Credit growth is constrained by the domestic deposit rule, which could have wider and more insidious effects on economic growth as time goes by.
Tougher mortgage lending criteria have fed through to Auckland property market activity.
An Auckland conveyancing solicitor relates how she and other long-experienced fellow practitioners have encountered unprecedented levels of finance falling through on property deals and have responded to the new need to include back-up finance arrangements in standard contracts.
Gone are the days, apparently, of property purchase offers being “subject to finance”.
Politics is proving as influential as credit.

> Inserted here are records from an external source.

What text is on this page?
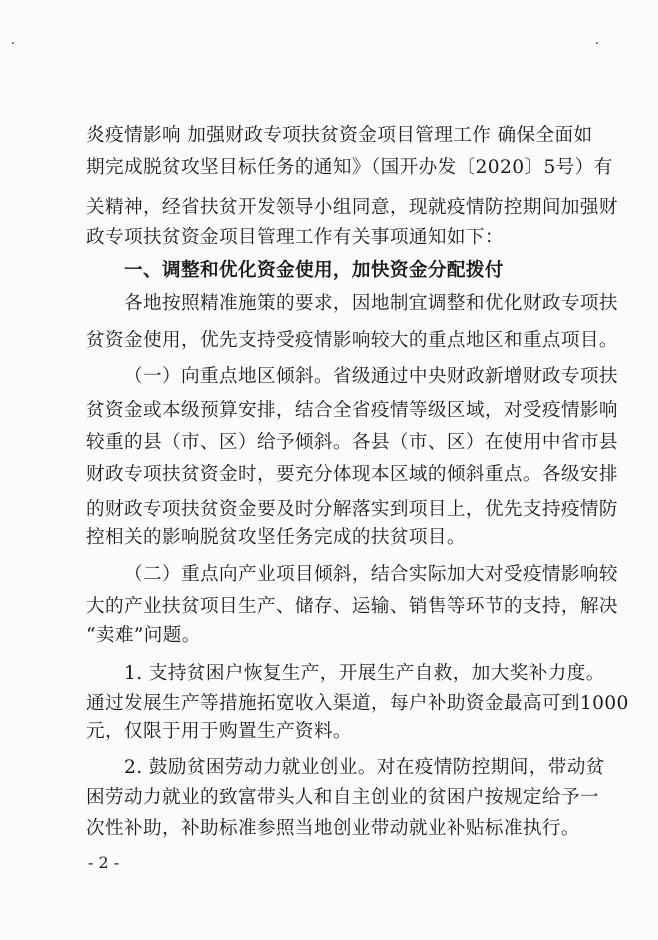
炎疫情影响 加强财政专项扶贫资金项目管理工作 确保全面如
期完成脱贫攻坚目标任务的通知》（国开办发〔2020〕5号）有
关精神，经省扶贫开发领导小组同意，现就疫情防控期间加强财
政专项扶贫资金项目管理工作有关事项通知如下：
一、调整和优化资金使用，加快资金分配拨付
各地按照精准施策的要求，因地制宜调整和优化财政专项扶
贫资金使用，优先支持受疫情影响较大的重点地区和重点项目。
（一）向重点地区倾斜。省级通过中央财政新增财政专项扶
贫资金或本级预算安排，结合全省疫情等级区域，对受疫情影响
较重的县（市、区）给予倾斜。各县（市、区）在使用中省市县
财政专项扶贫资金时，要充分体现本区域的倾斜重点。各级安排
的财政专项扶贫资金要及时分解落实到项目上，优先支持疫情防
控相关的影响脱贫攻坚任务完成的扶贫项目。
（二）重点向产业项目倾斜，结合实际加大对受疫情影响较
大的产业扶贫项目生产、储存、运输、销售等环节的支持，解决
“卖难”问题。
1. 支持贫困户恢复生产，开展生产自救，加大奖补力度。
通过发展生产等措施拓宽收入渠道，每户补助资金最高可到1000
元，仅限于用于购置生产资料。
2. 鼓励贫困劳动力就业创业。对在疫情防控期间，带动贫
困劳动力就业的致富带头人和自主创业的贫困户按规定给予一
次性补助，补助标准参照当地创业带动就业补贴标准执行。
- 2 -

Auckland property investors are talking of cautiously waiting until the general election of September 23 is out of the way before venturing forth to buy.

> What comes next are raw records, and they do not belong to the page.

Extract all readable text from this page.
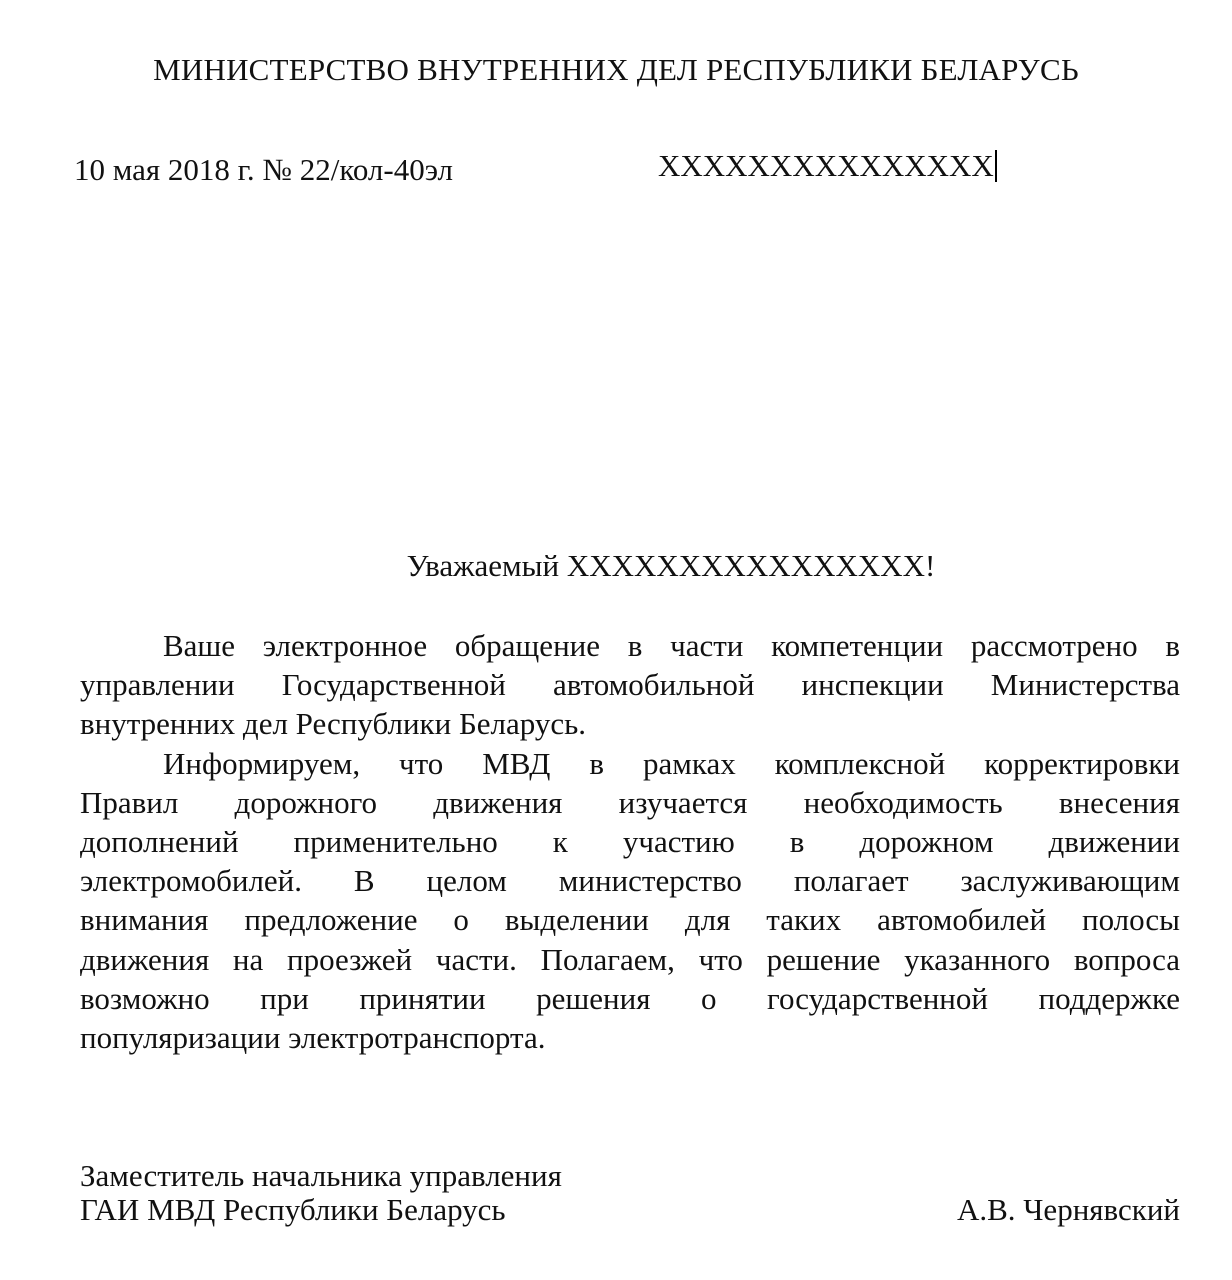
МИНИСТЕРСТВО ВНУТРЕННИХ ДЕЛ РЕСПУБЛИКИ БЕЛАРУСЬ
10 мая 2018 г. № 22/кол-40эл	XXXXXXXXXXXXXXX
Уважаемый XXXXXXXXXXXXXXXX!
Ваше электронное обращение в части компетенции рассмотрено в
управлении Государственной автомобильной инспекции Министерства
внутренних дел Республики Беларусь.
Информируем, что МВД в рамках комплексной корректировки
Правил дорожного движения изучается необходимость внесения
дополнений применительно к участию в дорожном движении
электромобилей. В целом министерство полагает заслуживающим
внимания предложение о выделении для таких автомобилей полосы
движения на проезжей части. Полагаем, что решение указанного вопроса
возможно при принятии решения о государственной поддержке
популяризации электротранспорта.
Заместитель начальника управления
ГАИ МВД Республики Беларусь	А.В. Чернявский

Present public opinion polling suggests that New Zealand First will be in government whichever major party – Labour or National – is able to form a ruling coalition.
Populist New Zealand First now represents the political centre in our country, with Labour to the left and National to the right.

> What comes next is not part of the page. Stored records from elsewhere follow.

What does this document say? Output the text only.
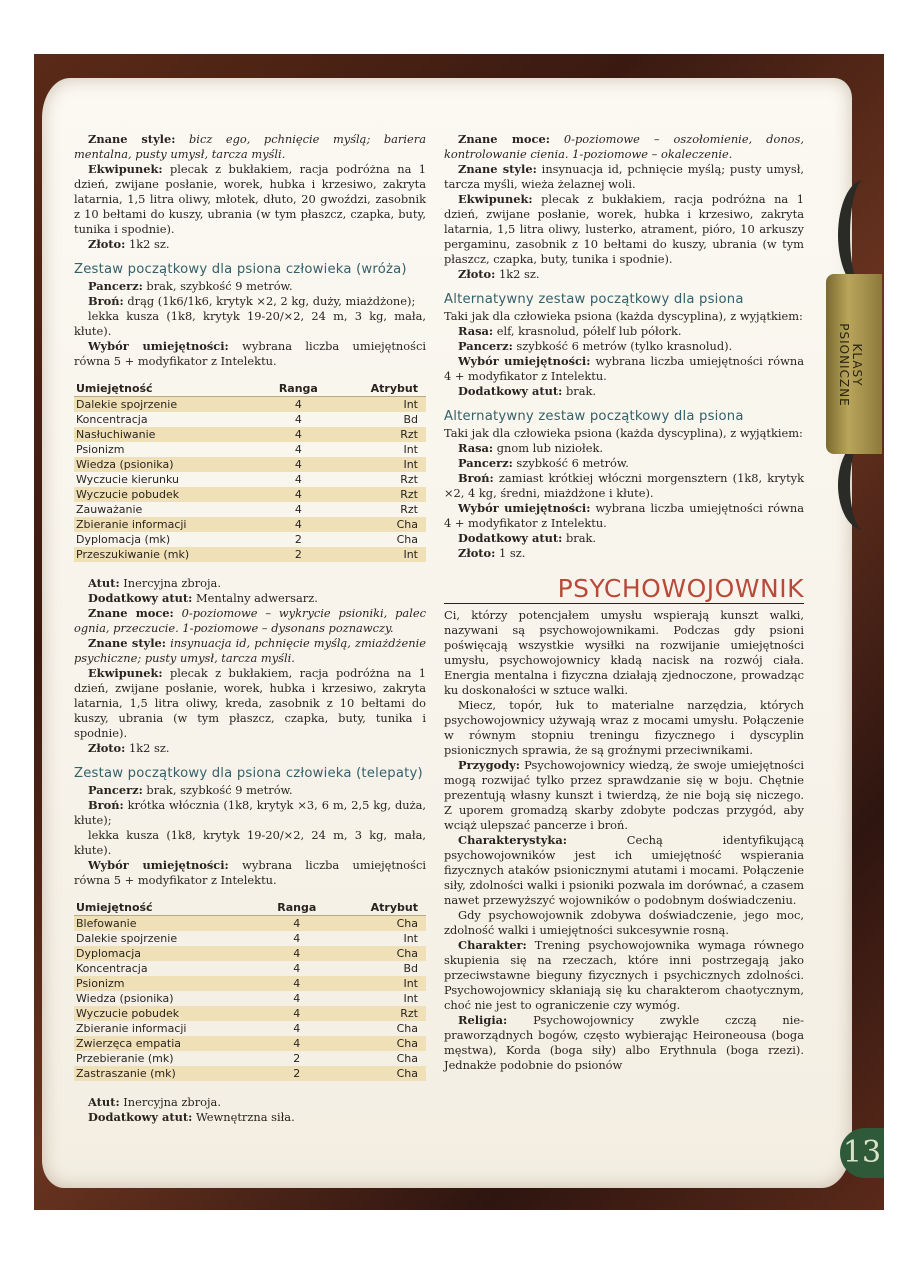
KLASY PSIONICZNE
13

Znane style: bicz ego, pchnięcie myślą; bariera mentalna, pusty umysł, tarcza myśli.

Ekwipunek: plecak z bukłakiem, racja podróżna na 1 dzień, zwijane posłanie, worek, hubka i krzesiwo, zakryta latarnia, 1,5 litra oliwy, młotek, dłuto, 20 gwoździ, zasobnik z 10 bełtami do kuszy, ubrania (w tym płaszcz, czapka, buty, tunika i spodnie).

Złoto: 1k2 sz.

Zestaw początkowy dla psiona człowieka (wróża)

Pancerz: brak, szybkość 9 metrów.

Broń: drąg (1k6/1k6, krytyk ×2, 2 kg, duży, miażdżone);

lekka kusza (1k8, krytyk 19-20/×2, 24 m, 3 kg, mała, kłute).

Wybór umiejętności: wybrana liczba umiejętności równa 5 + modyfikator z Intelektu.

Umiejętność	Ranga	Atrybut
Dalekie spojrzenie	4	Int
Koncentracja	4	Bd
Nasłuchiwanie	4	Rzt
Psionizm	4	Int
Wiedza (psionika)	4	Int
Wyczucie kierunku	4	Rzt
Wyczucie pobudek	4	Rzt
Zauważanie	4	Rzt
Zbieranie informacji	4	Cha
Dyplomacja (mk)	2	Cha
Przeszukiwanie (mk)	2	Int

Atut: Inercyjna zbroja.

Dodatkowy atut: Mentalny adwersarz.

Znane moce: 0-poziomowe – wykrycie psioniki, palec ognia, przeczucie. 1-poziomowe – dysonans poznawczy.

Znane style: insynuacja id, pchnięcie myślą, zmiażdżenie psychiczne; pusty umysł, tarcza myśli.

Ekwipunek: plecak z bukłakiem, racja podróżna na 1 dzień, zwijane posłanie, worek, hubka i krzesiwo, zakryta latarnia, 1,5 litra oliwy, kreda, zasobnik z 10 bełtami do kuszy, ubrania (w tym płaszcz, czapka, buty, tunika i spodnie).

Złoto: 1k2 sz.

Zestaw początkowy dla psiona człowieka (telepaty)

Pancerz: brak, szybkość 9 metrów.

Broń: krótka włócznia (1k8, krytyk ×3, 6 m, 2,5 kg, duża, kłute);

lekka kusza (1k8, krytyk 19-20/×2, 24 m, 3 kg, mała, kłute).

Wybór umiejętności: wybrana liczba umiejętności równa 5 + modyfikator z Intelektu.

Umiejętność	Ranga	Atrybut
Blefowanie	4	Cha
Dalekie spojrzenie	4	Int
Dyplomacja	4	Cha
Koncentracja	4	Bd
Psionizm	4	Int
Wiedza (psionika)	4	Int
Wyczucie pobudek	4	Rzt
Zbieranie informacji	4	Cha
Zwierzęca empatia	4	Cha
Przebieranie (mk)	2	Cha
Zastraszanie (mk)	2	Cha

Atut: Inercyjna zbroja.

Dodatkowy atut: Wewnętrzna siła.

Znane moce: 0-poziomowe – oszołomienie, donos, kontrolowanie cienia. 1-poziomowe – okaleczenie.

Znane style: insynuacja id, pchnięcie myślą; pusty umysł, tarcza myśli, wieża żelaznej woli.

Ekwipunek: plecak z bukłakiem, racja podróżna na 1 dzień, zwijane posłanie, worek, hubka i krzesiwo, zakryta latarnia, 1,5 litra oliwy, lusterko, atrament, pióro, 10 arkuszy pergaminu, zasobnik z 10 bełtami do kuszy, ubrania (w tym płaszcz, czapka, buty, tunika i spodnie).

Złoto: 1k2 sz.

Alternatywny zestaw początkowy dla psiona

Taki jak dla człowieka psiona (każda dyscyplina), z wyjątkiem:

Rasa: elf, krasnolud, półelf lub półork.

Pancerz: szybkość 6 metrów (tylko krasnolud).

Wybór umiejętności: wybrana liczba umiejętności równa 4 + modyfikator z Intelektu.

Dodatkowy atut: brak.

Alternatywny zestaw początkowy dla psiona

Taki jak dla człowieka psiona (każda dyscyplina), z wyjątkiem:

Rasa: gnom lub niziołek.

Pancerz: szybkość 6 metrów.

Broń: zamiast krótkiej włóczni morgensztern (1k8, krytyk ×2, 4 kg, średni, miażdżone i kłute).

Wybór umiejętności: wybrana liczba umiejętności równa 4 + modyfikator z Intelektu.

Dodatkowy atut: brak.

Złoto: 1 sz.

PSYCHOWOJOWNIK

Ci, którzy potencjałem umysłu wspierają kunszt walki, nazywani są psychowojownikami. Podczas gdy psioni poświęcają wszystkie wysiłki na rozwijanie umiejętności umysłu, psychowojownicy kładą nacisk na rozwój ciała. Energia mentalna i fizyczna działają zjednoczone, prowadząc ku doskonałości w sztuce walki.

Miecz, topór, łuk to materialne narzędzia, których psychowojownicy używają wraz z mocami umysłu. Połączenie w równym stopniu treningu fizycznego i dyscyplin psionicznych sprawia, że są groźnymi przeciwnikami.

Przygody: Psychowojownicy wiedzą, że swoje umiejętności mogą rozwijać tylko przez sprawdzanie się w boju. Chętnie prezentują własny kunszt i twierdzą, że nie boją się niczego. Z uporem gromadzą skarby zdobyte podczas przygód, aby wciąż ulepszać pancerze i broń.

Charakterystyka:	Cechą identyfikującą psychowojowników jest ich umiejętność wspierania fizycznych ataków psionicznymi atutami i mocami. Połączenie siły, zdolności walki i psioniki pozwala im dorównać, a czasem nawet przewyższyć wojowników o podobnym doświadczeniu.

Gdy psychowojownik zdobywa doświadczenie, jego moc, zdolność walki i umiejętności sukcesywnie rosną.

Charakter: Trening psychowojownika wymaga równego skupienia się na rzeczach, które inni postrzegają jako przeciwstawne bieguny fizycznych i psychicznych zdolności. Psychowojownicy skłaniają się ku charakterom chaotycznym, choć nie jest to ograniczenie czy wymóg.

Religia: Psychowojownicy zwykle czczą nie-praworządnych bogów, często wybierając Heironeousa (boga męstwa), Korda (boga siły) albo Erythnula (boga rzezi). Jednakże podobnie do psionów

The party of Winston Peters is routinely portrayed as a source of instability and therefore concern for the investment outlook.
A recent pot-calling-the-kettle-black spat between the Greens and New Zealand First over alleged racism is a typical example.
Prime Minister Bill English could not resist sniping, “… the proposed Labour-Greens-New Zealand First coalition would be inherently unstable because their internal differences are deep.”
He may yet have to contemplate the same thing for a National-Maori Party-Act-United Future-New Zealand First coalition.
New Zealand First looks like the only stabilizing element in coalition governments that would otherwise fall under the extremist sway of either or both the Greens and the Maori Party.
The Greens’ stance on the Treaty of Waitangi reveals it is the Maori Party of the left, while the Maori Party itself has declared willingness to enter into coalition with Labour.
New Zealand First has consistently opposed Maori racial privileging in law and public policy.
It offered to support the National government on Resource Management Act (RMA) reform if references to the Treaty of Waitangi were stripped out.
National chose to reject this opportunity and instead fell captive to the Maori Party in making the RMA even more racist.
The big risk for investors exposed to the RMA is the accelerating plunge into race-based Maori control of local authorities and resource consenting processes that the fifth National government has enacted.
Resulting Maori tribal rent seeking, standover bargaining, vexatious litigation, and pervasive corruption of local government institutions will affect viability of property development and wider business activity across New Zealand.
Costs and obstacles will be added to doing business that detract from New Zealand’s economic growth and international competitiveness.
Those who fret that New Zealand First is destabilising should reflect on whether its coalition arrangements with National in 1996-8 or Labour in 2005-8 seriously impeded either of the two major parties from governing.
If anything, New Zealand First could be accused of being a passive free-rider party that, once ensconced in cushy government sinecures, afterwards achieves little of lasting distinction apart from perhaps the SuperGold Card.
Perhaps it is time the septuagenarian Mr Peters practised the activism in government he threatens from opposition and led New Zealand First into meaningful and lasting political achievements.
A suitable price he could extract from either Labour or National government coalition partners would be repeal of racist outrages in the RMA such the mana whakahono a rohe/iwi participation arrangement.
Investors and businesses would then have reason enough to celebrate him long after in posterity.